Systematically Helping UA Students
In 2009, the couple established the Herb and Sylvia Burton Scholarship to provide financial assistance to full-time students in the department of systems and industrial engineering. The Burtons also belong to the College’s da Vinci Circle, the Galileo Circle of the College of Science and the Medici Circle of the College of Fine Arts, and provide financial assistance to students in those colleges. Herb Burton received the UA Centennial Alumni Achievement Award in 1998.
While at Bell Labs, where he worked for 36 years before retiring in 1996, Burton helped recruit many UA students as an executive of the company’s university relations program.
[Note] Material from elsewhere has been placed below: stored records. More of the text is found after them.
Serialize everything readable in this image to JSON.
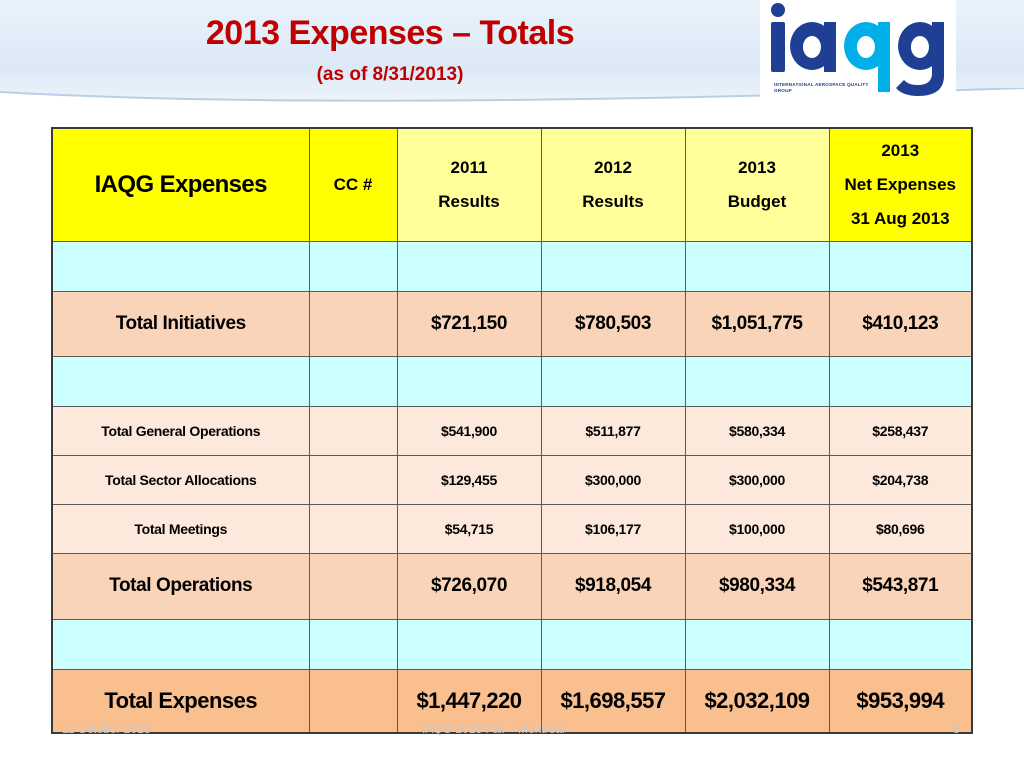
{
  "slide": {
    "title": "2013 Expenses – Totals",
    "subtitle": "(as of 8/31/2013)"
  },
  "logo": {
    "wordmark": "iaqg",
    "tagline": "International Aerospace Quality Group",
    "colors": {
      "navy": "#1f3f95",
      "cyan": "#00aee8"
    }
  },
  "table": {
    "headers": {
      "main": "IAQG Expenses",
      "cc": "CC #",
      "col2011": [
        "2011",
        "Results"
      ],
      "col2012": [
        "2012",
        "Results"
      ],
      "col2013": [
        "2013",
        "Budget"
      ],
      "colNet": [
        "2013",
        "Net Expenses",
        "31 Aug 2013"
      ]
    },
    "rows": [
      {
        "style": "blank"
      },
      {
        "style": "major",
        "label": "Total Initiatives",
        "cc": "",
        "v2011": "$721,150",
        "v2012": "$780,503",
        "v2013": "$1,051,775",
        "net": "$410,123"
      },
      {
        "style": "blank"
      },
      {
        "style": "minor",
        "label": "Total General Operations",
        "cc": "",
        "v2011": "$541,900",
        "v2012": "$511,877",
        "v2013": "$580,334",
        "net": "$258,437"
      },
      {
        "style": "minor",
        "label": "Total Sector Allocations",
        "cc": "",
        "v2011": "$129,455",
        "v2012": "$300,000",
        "v2013": "$300,000",
        "net": "$204,738"
      },
      {
        "style": "minor",
        "label": "Total Meetings",
        "cc": "",
        "v2011": "$54,715",
        "v2012": "$106,177",
        "v2013": "$100,000",
        "net": "$80,696"
      },
      {
        "style": "major",
        "label": "Total Operations",
        "cc": "",
        "v2011": "$726,070",
        "v2012": "$918,054",
        "v2013": "$980,334",
        "net": "$543,871"
      },
      {
        "style": "blank"
      },
      {
        "style": "total",
        "label": "Total Expenses",
        "cc": "",
        "v2011": "$1,447,220",
        "v2012": "$1,698,557",
        "v2013": "$2,032,109",
        "net": "$953,994"
      }
    ]
  },
  "footer": {
    "date": "11 October 2013",
    "event": "IAQG 2013 Fall – Montreal",
    "page": "8"
  },
  "colors": {
    "title": "#c00000",
    "header_yellow": "#ffff00",
    "header_light_yellow": "#ffff99",
    "blank_row": "#ccffff",
    "major_row": "#fad4b8",
    "minor_row": "#fde9dc",
    "total_row": "#f9bf8f"
  }
}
He also oversaw awards of equipment and millions of dollars to the UA, including more than 30 computers for the College of Engineering’s first computer lab.
“The guy responsible for setting up that computer lab was Jeff Goldberg,” Burton said.
Goldberg, a member of the UA systems and industrial engineering faculty since 1985, is dean of the College of Engineering.
Burton has remained active in philanthropy, engineering education and data management since his “retirement” 20 years ago.
He volunteered as a senior examiner for the New Jersey Governor’s Quality Award and taught introductory courses for graduate students in systems engineering at Stevens Institute of Technology. In 2006 he and Sylvia relocated from Monmouth County, N.J., to Tucson, where they spend most of the year.
This summer will be their 20th summer living in a renovated house in rural Vermont, where Burton, 78, is applying his data management skills by helping Vermont’s Jamaica Historical Foundation digitize records dating back to the 1700s.